New data helps prioritise groups for HIV treatment in low resourced settings
Lancet study reveals for the first time who can benefit most from immediate antiretroviral treatment – enabling prioritisation in low-resourced settings. But who is left behind?
A study published in The Lancet finds that people aged 50 or over, individuals with low CD4 to CD8 ratios, and those with high viral loads are the groups that benefit the most from immediate antiretroviral treatment (ART). The authors recommend that these groups should be prioritised and start treatment urgently. The findings aim to help policy makers and doctors in low-resource settings, where resources may be more stretched.

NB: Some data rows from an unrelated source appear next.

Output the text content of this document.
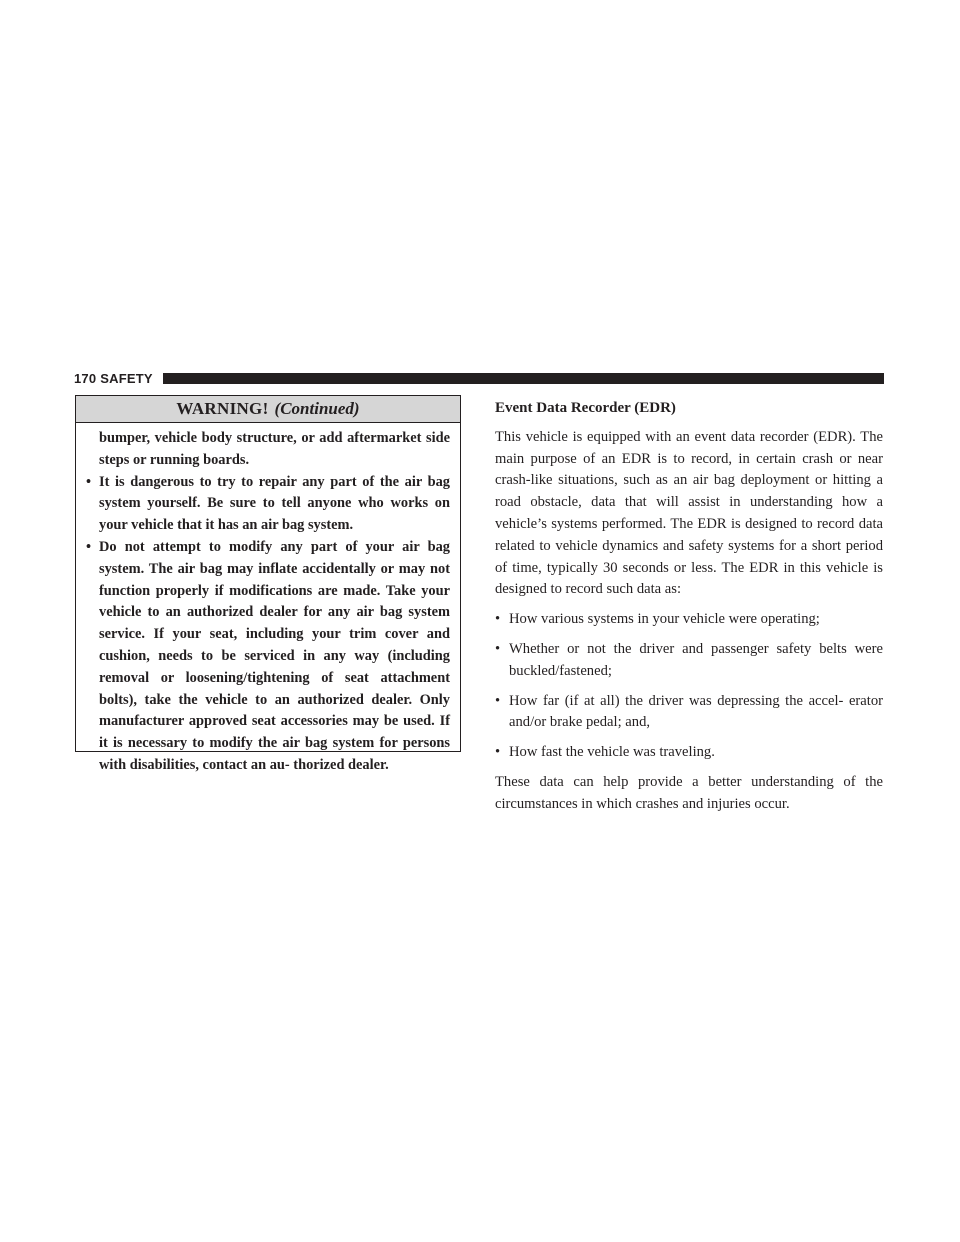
170 SAFETY
WARNING! (Continued)
bumper, vehicle body structure, or add aftermarket side steps or running boards.
• It is dangerous to try to repair any part of the air bag system yourself. Be sure to tell anyone who works on your vehicle that it has an air bag system.
• Do not attempt to modify any part of your air bag system. The air bag may inflate accidentally or may not function properly if modifications are made. Take your vehicle to an authorized dealer for any air bag system service. If your seat, including your trim cover and cushion, needs to be serviced in any way (including removal or loosening/tightening of seat attachment bolts), take the vehicle to an authorized dealer. Only manufacturer approved seat accessories may be used. If it is necessary to modify the air bag system for persons with disabilities, contact an au- thorized dealer.
Event Data Recorder (EDR)

This vehicle is equipped with an event data recorder (EDR). The main purpose of an EDR is to record, in certain crash or near crash-like situations, such as an air bag deployment or hitting a road obstacle, data that will assist in understanding how a vehicle’s systems performed. The EDR is designed to record data related to vehicle dynamics and safety systems for a short period of time, typically 30 seconds or less. The EDR in this vehicle is designed to record such data as:

• How various systems in your vehicle were operating;
• Whether or not the driver and passenger safety belts were buckled/fastened;
• How far (if at all) the driver was depressing the accel- erator and/or brake pedal; and,
• How fast the vehicle was traveling.

These data can help provide a better understanding of the circumstances in which crashes and injuries occur.
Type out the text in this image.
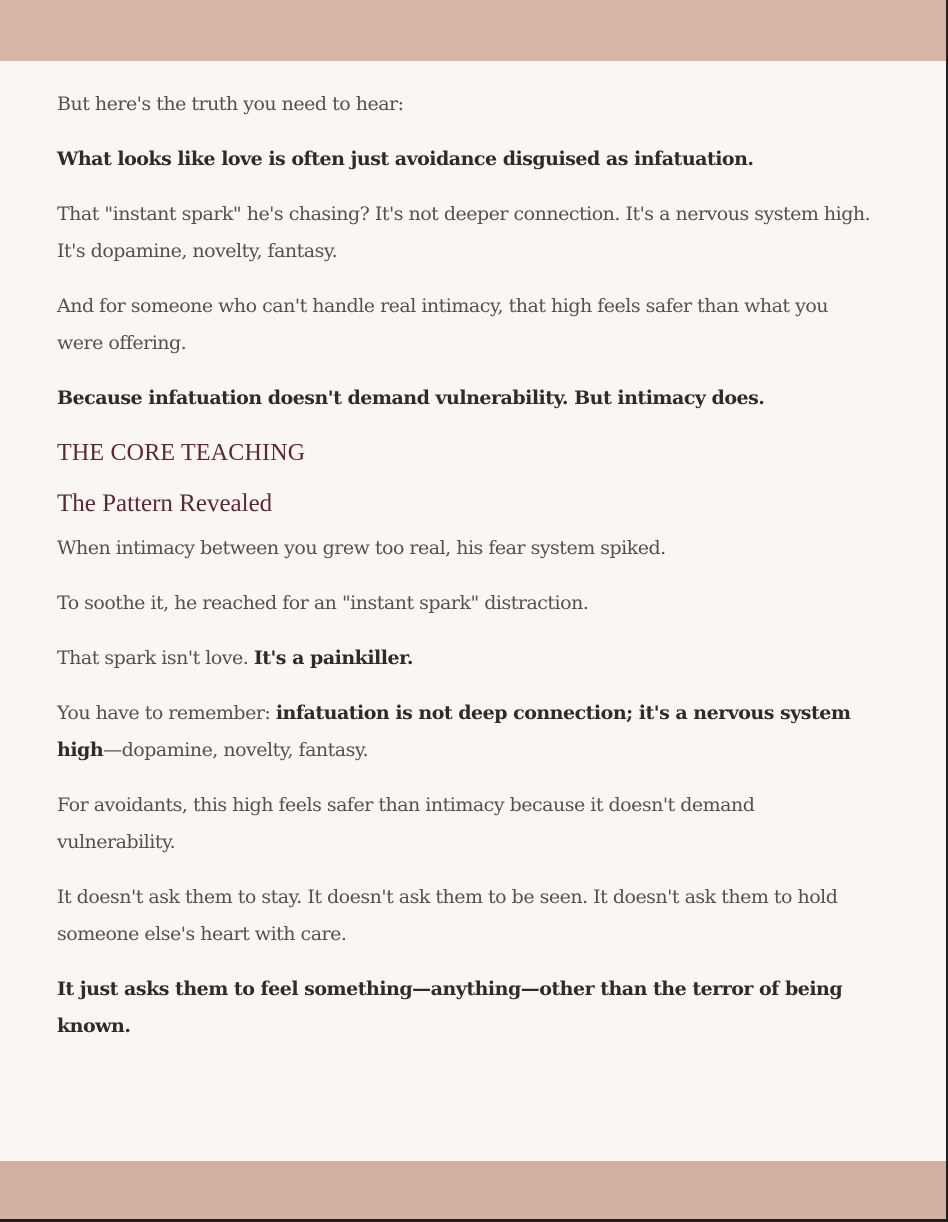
But here's the truth you need to hear:

What looks like love is often just avoidance disguised as infatuation.

That "instant spark" he's chasing? It's not deeper connection. It's a nervous system high. It's dopamine, novelty, fantasy.

And for someone who can't handle real intimacy, that high feels safer than what you were offering.

Because infatuation doesn't demand vulnerability. But intimacy does.

THE CORE TEACHING
The Pattern Revealed

When intimacy between you grew too real, his fear system spiked.

To soothe it, he reached for an "instant spark" distraction.

That spark isn't love. It's a painkiller.

You have to remember: infatuation is not deep connection; it's a nervous system high—dopamine, novelty, fantasy.

For avoidants, this high feels safer than intimacy because it doesn't demand vulnerability.

It doesn't ask them to stay. It doesn't ask them to be seen. It doesn't ask them to hold someone else's heart with care.

It just asks them to feel something—anything—other than the terror of being known.
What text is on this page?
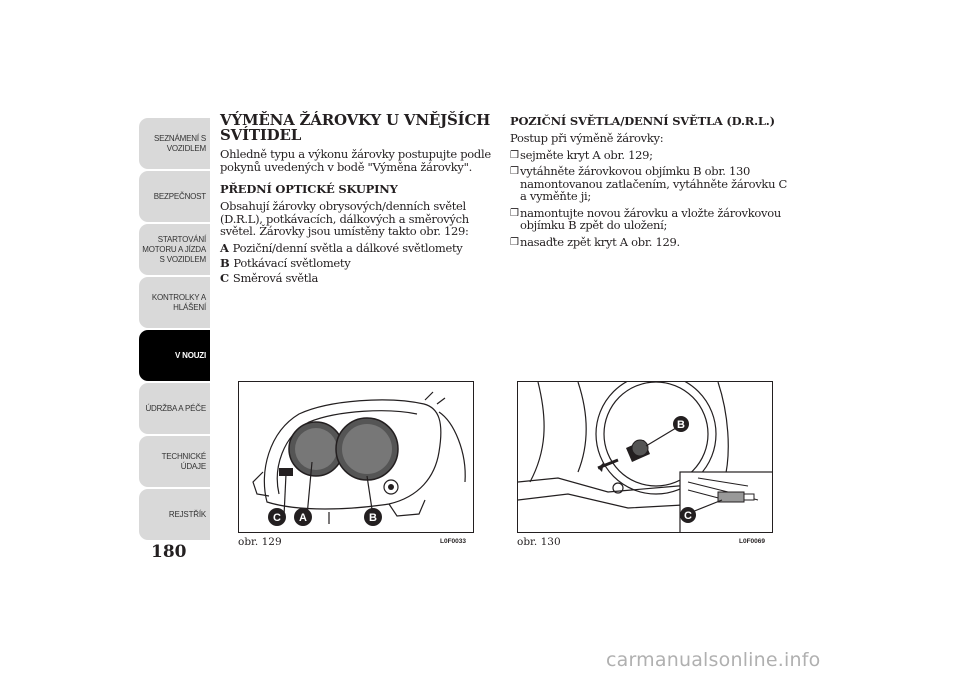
SEZNÁMENÍ S
VOZIDLEM
BEZPEČNOST
STARTOVÁNÍ
MOTORU A JÍZDA
S VOZIDLEM
KONTROLKY A
HLÁŠENÍ
V NOUZI
ÚDRŽBA A PÉČE
TECHNICKÉ
ÚDAJE
REJSTŘÍK
180
VÝMĚNA ŽÁROVKY U VNĚJŠÍCH SVÍTIDEL

Ohledně typu a výkonu žárovky postupujte podle pokynů uvedených v bodě "Výměna žárovky".

PŘEDNÍ OPTICKÉ SKUPINY

Obsahují žárovky obrysových/denních světel (D.R.L), potkávacích, dálkových a směrových světel. Žárovky jsou umístěny takto obr. 129:

A Poziční/denní světla a dálkové světlomety
B Potkávací světlomety
C Směrová světla
POZIČNÍ SVĚTLA/DENNÍ SVĚTLA (D.R.L.)

Postup při výměně žárovky:

❒ sejměte kryt A obr. 129;
❒ vytáhněte žárovkovou objímku B obr. 130 namontovanou zatlačením, vytáhněte žárovku C a vyměňte ji;
❒ namontujte novou žárovku a vložte žárovkovou objímku B zpět do uložení;
❒ nasaďte zpět kryt A obr. 129.
C A	B
obr. 129	L0F0033
B
C
obr. 130	L0F0069
carmanualsonline.info
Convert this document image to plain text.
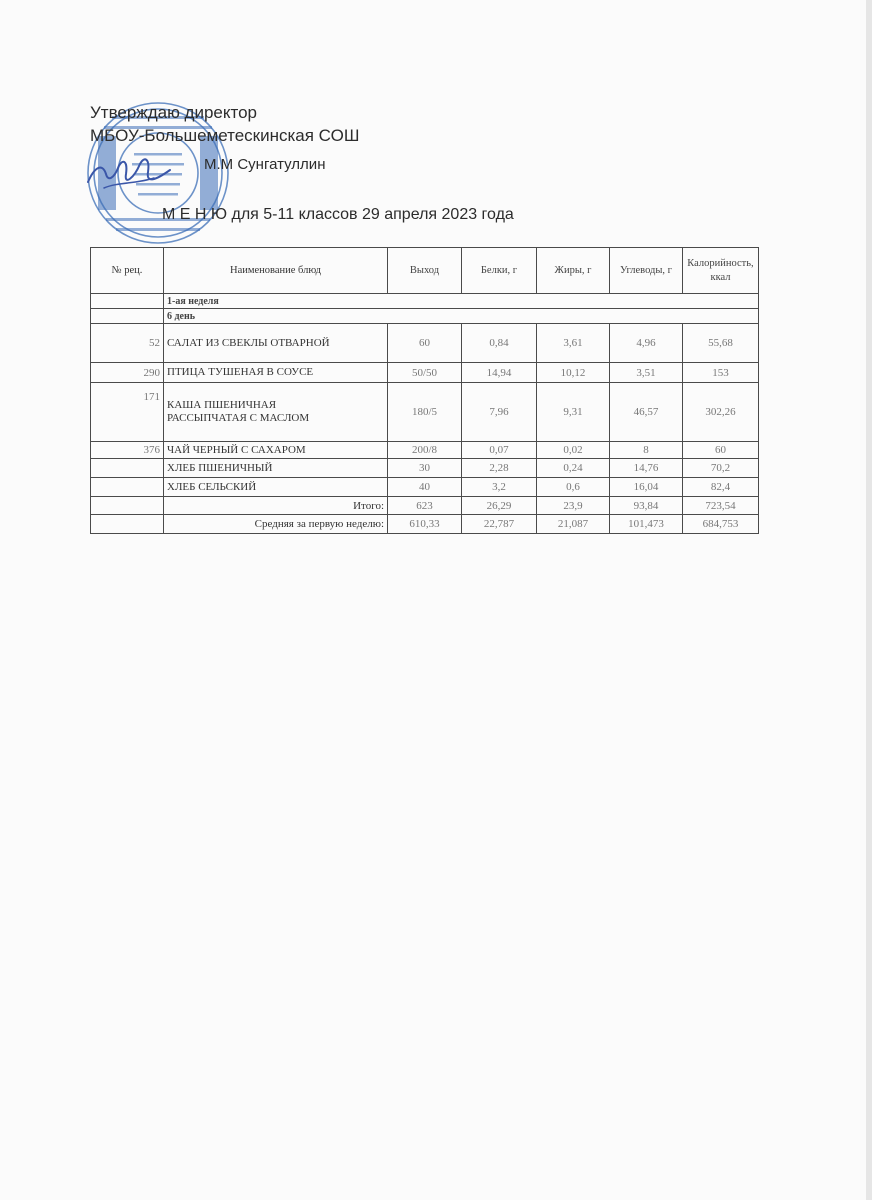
Утверждаю директор
МБОУ-Большеметескинская СОШ
М.М Сунгатуллин
М Е Н Ю для 5-11 классов 29 апреля 2023 года
№ рец.	Наименование блюд	Выход	Белки, г	Жиры, г	Углеводы, г	Калорийность, ккал
	1-ая неделя					
	6 день					
52	САЛАТ ИЗ СВЕКЛЫ ОТВАРНОЙ	60	0,84	3,61	4,96	55,68
290	ПТИЦА ТУШЕНАЯ В СОУСЕ	50/50	14,94	10,12	3,51	153
171	КАША ПШЕНИЧНАЯ
РАССЫПЧАТАЯ С МАСЛОМ	180/5	7,96	9,31	46,57	302,26
376	ЧАЙ ЧЕРНЫЙ С САХАРОМ	200/8	0,07	0,02	8	60
	ХЛЕБ ПШЕНИЧНЫЙ	30	2,28	0,24	14,76	70,2
	ХЛЕБ СЕЛЬСКИЙ	40	3,2	0,6	16,04	82,4
	Итого:	623	26,29	23,9	93,84	723,54
	Средняя за первую неделю:	610,33	22,787	21,087	101,473	684,753
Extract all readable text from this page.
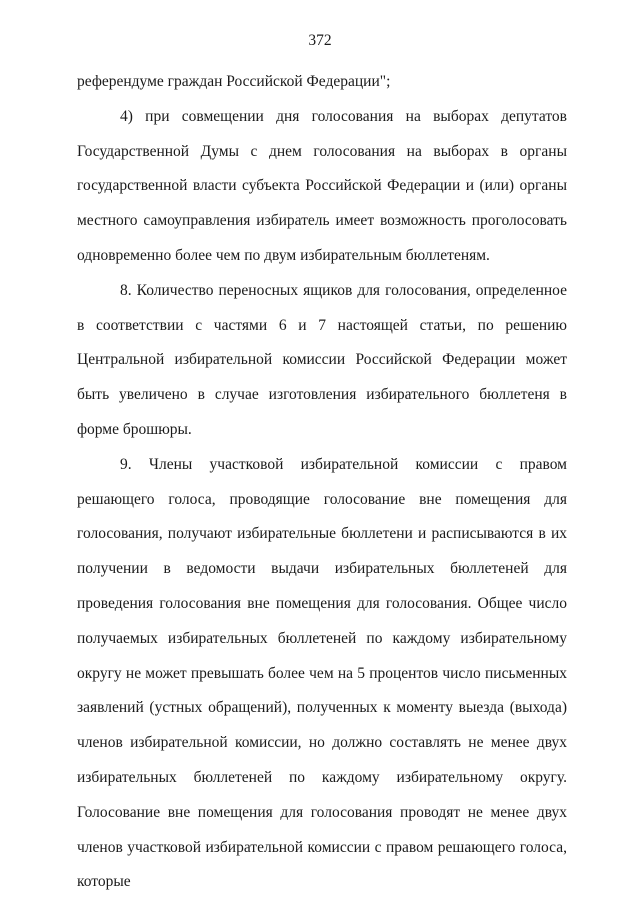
372

референдуме граждан Российской Федерации";

4) при совмещении дня голосования на выборах депутатов Государственной Думы с днем голосования на выборах в органы государственной власти субъекта Российской Федерации и (или) органы местного самоуправления избиратель имеет возможность проголосовать одновременно более чем по двум избирательным бюллетеням.

8. Количество переносных ящиков для голосования, определенное в соответствии с частями 6 и 7 настоящей статьи, по решению Центральной избирательной комиссии Российской Федерации может быть увеличено в случае изготовления избирательного бюллетеня в форме брошюры.

9. Члены участковой избирательной комиссии с правом решающего голоса, проводящие голосование вне помещения для голосования, получают избирательные бюллетени и расписываются в их получении в ведомости выдачи избирательных бюллетеней для проведения голосования вне помещения для голосования. Общее число получаемых избирательных бюллетеней по каждому избирательному округу не может превышать более чем на 5 процентов число письменных заявлений (устных обращений), полученных к моменту выезда (выхода) членов избирательной комиссии, но должно составлять не менее двух избирательных бюллетеней по каждому избирательному округу. Голосование вне помещения для голосования проводят не менее двух членов участковой избирательной комиссии с правом решающего голоса, которые
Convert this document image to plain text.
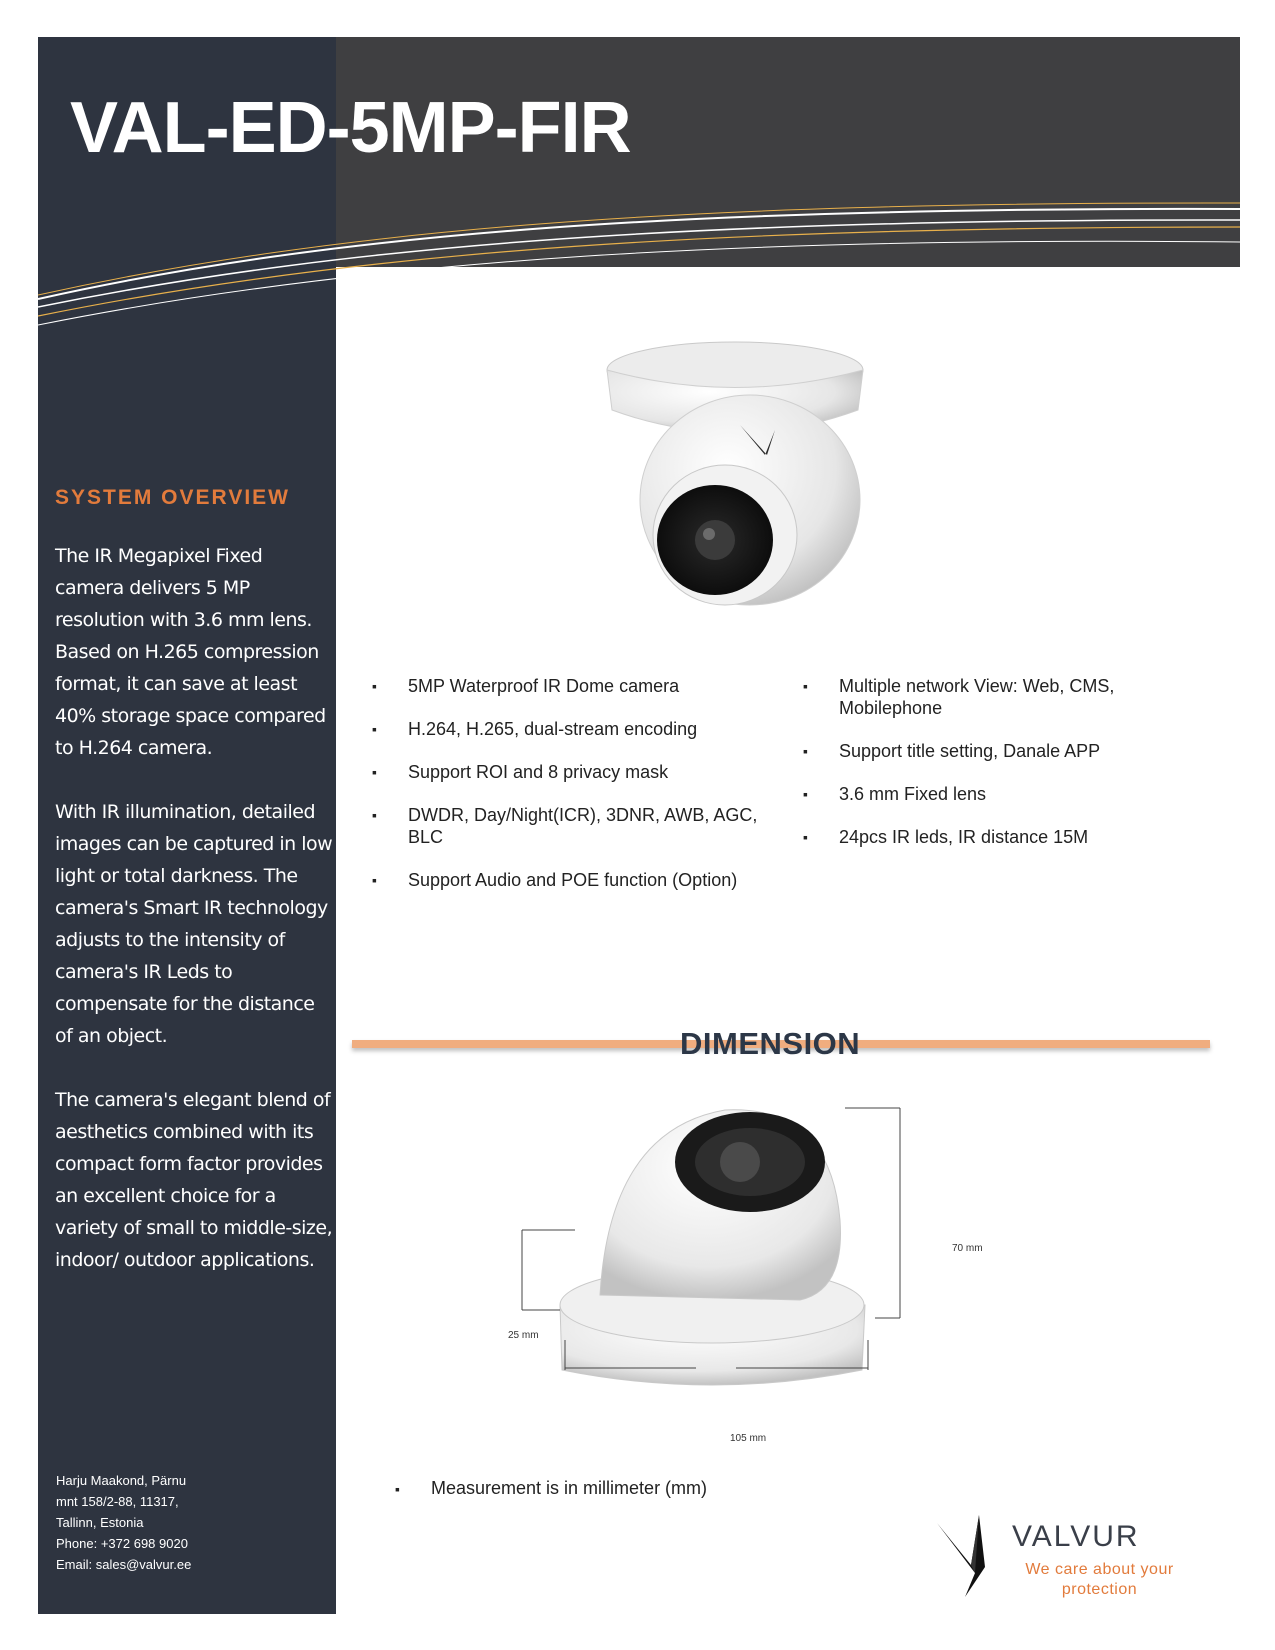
VAL-ED-5MP-FIR
SYSTEM OVERVIEW

The IR Megapixel Fixed camera delivers 5 MP resolution with 3.6 mm lens. Based on H.265 compression format, it can save at least 40% storage space compared to H.264 camera.

With IR illumination, detailed images can be captured in low light or total darkness. The camera's Smart IR technology adjusts to the intensity of camera's IR Leds to compensate for the distance of an object.

The camera's elegant blend of aesthetics combined with its compact form factor provides an excellent choice for a variety of small to middle-size, indoor/ outdoor applications.

Harju Maakond, Pärnu
mnt 158/2-88, 11317,
Tallinn, Estonia
Phone: +372 698 9020
Email: sales@valvur.ee
▪ 5MP Waterproof IR Dome camera
▪ H.264, H.265, dual-stream encoding
▪ Support ROI and 8 privacy mask
▪ DWDR, Day/Night(ICR), 3DNR, AWB, AGC, BLC
▪ Support Audio and POE function (Option)
▪ Multiple network View: Web, CMS, Mobilephone
▪ Support title setting, Danale APP
▪ 3.6 mm Fixed lens
▪ 24pcs IR leds, IR distance 15M
DIMENSION
70 mm
25 mm
105 mm
▪ Measurement is in millimeter (mm)

VALVUR

We care about your protection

The latest research is based on a post-hoc subgroup analysis of the landmark Strategic Timing of Antiretroviral Treatment (START) trial. It identifies for the first time who can benefit most from starting ART immediately by comparing absolute risk reduction of developing serious AIDS, non-AIDS conditions or death across different subgroups. Previous research had not tried to identify patients who might benefit most from early intervention.
The original START trial, whose findings were published in 2015, found that initiating immediate ART for people living with HIV reduced the risk of serious AIDS, serious non-AIDS conditions, and death by 57% compared with deferred treatment. Largely in response to this, the World Health Organization (WHO) changed international guidelines and now recommends immediate ART for everyone diagnosed with HIV regardless of CD4 cell count.
Despite the guidelines, poor access to ART and stigma towards people with HIV prevent many people in low- and middle-income countries from receiving treatment. Although ART has been rapidly scaled up since 2010, and global coverage reached 53% by the end of 2016, progress is still way off the UN target of 90% by 2020.
“Provision of immediate access to ART for all people with HIV is challenging, and identification of patients who might benefit most from immediate ART would help policymakers and healthcare providers to prioritise treatment”, say the study authors, led by Professor Jean-Michel Molina.
Since ART significantly reduces infectiousness in people living with HIV, as well as morbidity and mortality, prioritising specific groups for treatment could have significant cost savings for over-stretched health services, according to the study: “This analysis alludes to the cost-effectiveness of immediate treatment with regard to prevention of serious clinical events, but does not take into account the beneficial effect of immediate treatment on prevention of HIV transmission, which could substantially increase the overall cost-effectiveness of this strategy.”
Sarah Hand, Avert’s CEO, stresses the need for universal access to ART to avoid the need to prioritise who is treated. She commented: “These latest findings support the continued need for immediate provision of ART to everyone with HIV. However, there is a risk that in applying this subgroup analysis, funders and policymakers may prioritise some groups for ART treatment and leave others untreated, including younger people. To end AIDS by 2030 we need to ensure that everyone with HIV has a right to receive this life-saving and life-enhancing treatment.”